10. The fluidic device of claim 9 where the flow channel further comprises at least a third section having a cross-sectional area greater than the second section such that upon application of a constant electric field through the flow channel, the electric field intensity in the second section is greater than the electric field intensity in the third section.

11. The fluidic device of claim 9 where the electric field intensity in the second section is greater than the electric field intensity threshold for cell electroporation.

12. A method of cell electroporation, comprising:

(a) introducing at least one cell into a flow channel of a fluidic device;

(b) subjecting the at least one cell to a constant electric field, and

(c) modifying the intensity of the constant electric field,

where the flow channel is configured such that that upon application of the constant electric field through the flow channel, the electric field intensity in one section of the flow channel is greater than the electric field intensity in another section of the flow channel.

13. The method of claim 12 where modifying the intensity comprises decreasing the cross-sectional area of the flow channel in the direction of fluid flow.

14. The method of claim 12 where the electric field is generated by constant direct current voltage.

15. The method of claim 12 where the modifying the intensity is such that permeability of the membrane of the at least one cell is increased.

16. The method of claim 13 further comprising the step of delivering a molecule into the cell.

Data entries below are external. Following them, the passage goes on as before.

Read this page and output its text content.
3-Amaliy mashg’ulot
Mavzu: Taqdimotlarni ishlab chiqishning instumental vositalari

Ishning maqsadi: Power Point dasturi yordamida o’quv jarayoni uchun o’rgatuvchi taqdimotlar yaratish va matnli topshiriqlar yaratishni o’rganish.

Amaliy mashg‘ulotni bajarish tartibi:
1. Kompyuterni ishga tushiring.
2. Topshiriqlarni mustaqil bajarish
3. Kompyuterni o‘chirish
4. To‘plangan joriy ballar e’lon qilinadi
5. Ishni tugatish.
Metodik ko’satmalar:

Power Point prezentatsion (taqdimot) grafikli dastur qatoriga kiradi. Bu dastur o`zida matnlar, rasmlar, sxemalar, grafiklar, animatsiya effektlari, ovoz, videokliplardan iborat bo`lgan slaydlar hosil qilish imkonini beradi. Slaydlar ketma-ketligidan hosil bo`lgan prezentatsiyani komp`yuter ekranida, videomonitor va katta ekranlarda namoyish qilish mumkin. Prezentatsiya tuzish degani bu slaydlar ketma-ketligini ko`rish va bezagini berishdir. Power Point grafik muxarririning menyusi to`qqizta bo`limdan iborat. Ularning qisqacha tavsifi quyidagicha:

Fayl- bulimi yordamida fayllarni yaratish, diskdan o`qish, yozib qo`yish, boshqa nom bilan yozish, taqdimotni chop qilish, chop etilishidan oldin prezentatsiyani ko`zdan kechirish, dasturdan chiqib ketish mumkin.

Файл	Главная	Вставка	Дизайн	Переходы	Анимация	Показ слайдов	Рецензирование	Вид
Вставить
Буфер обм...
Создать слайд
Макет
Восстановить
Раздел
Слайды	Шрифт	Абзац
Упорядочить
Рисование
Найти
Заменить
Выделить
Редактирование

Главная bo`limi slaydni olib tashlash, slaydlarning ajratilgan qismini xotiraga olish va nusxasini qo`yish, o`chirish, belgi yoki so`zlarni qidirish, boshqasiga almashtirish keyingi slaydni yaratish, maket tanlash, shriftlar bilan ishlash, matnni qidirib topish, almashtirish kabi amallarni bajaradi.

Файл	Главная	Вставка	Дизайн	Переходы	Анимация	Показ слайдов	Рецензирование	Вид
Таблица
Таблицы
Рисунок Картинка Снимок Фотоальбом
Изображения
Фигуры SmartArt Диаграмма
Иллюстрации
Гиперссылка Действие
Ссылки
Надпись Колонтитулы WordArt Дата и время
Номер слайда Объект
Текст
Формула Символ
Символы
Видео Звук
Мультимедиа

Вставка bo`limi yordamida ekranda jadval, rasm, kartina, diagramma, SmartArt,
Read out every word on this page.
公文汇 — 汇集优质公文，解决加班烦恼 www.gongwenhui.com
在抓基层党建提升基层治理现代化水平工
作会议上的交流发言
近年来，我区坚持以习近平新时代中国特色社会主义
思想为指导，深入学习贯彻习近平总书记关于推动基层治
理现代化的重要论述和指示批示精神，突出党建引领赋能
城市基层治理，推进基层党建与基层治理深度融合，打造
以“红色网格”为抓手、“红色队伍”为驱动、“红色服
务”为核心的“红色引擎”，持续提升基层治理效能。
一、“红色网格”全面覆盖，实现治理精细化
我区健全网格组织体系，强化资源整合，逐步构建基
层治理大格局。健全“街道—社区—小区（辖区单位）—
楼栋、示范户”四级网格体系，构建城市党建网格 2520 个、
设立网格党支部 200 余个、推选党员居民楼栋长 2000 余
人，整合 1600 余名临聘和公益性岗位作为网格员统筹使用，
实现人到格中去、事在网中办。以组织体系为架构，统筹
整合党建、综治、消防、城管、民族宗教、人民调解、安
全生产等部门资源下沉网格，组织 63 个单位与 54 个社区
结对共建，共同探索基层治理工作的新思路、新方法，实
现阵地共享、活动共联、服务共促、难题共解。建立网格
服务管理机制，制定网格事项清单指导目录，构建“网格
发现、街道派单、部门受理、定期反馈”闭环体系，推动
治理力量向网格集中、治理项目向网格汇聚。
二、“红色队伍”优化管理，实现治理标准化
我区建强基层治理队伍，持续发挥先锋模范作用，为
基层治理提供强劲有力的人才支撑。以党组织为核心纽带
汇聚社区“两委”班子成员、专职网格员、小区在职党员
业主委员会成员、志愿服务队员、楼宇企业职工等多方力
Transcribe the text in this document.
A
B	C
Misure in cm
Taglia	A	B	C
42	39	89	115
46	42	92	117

20. The method of claim 13 further comprising the step of lysing the at least one cell.

21. The method of claim 13 further comprising the step of fusing at least two cells.

22. A method of cell electrofusion, comprising:

(a) introducing at least two cells into a flow channel of a fluidic device;

(b) subjecting the at least two cells to a constant electric field, and

(c) modifying the intensity of the constant electric field, such that the strength of the electric field is greater than the electric field intensity threshold for electrofusion of the at least two cells.

23. The method of claim 22 where modifying the intensity comprises decreasing the cross-sectional area of the flow channel in the fluid flow direction.

24. The method of claim 22 where the constant electric field is generated by constant direct current voltage.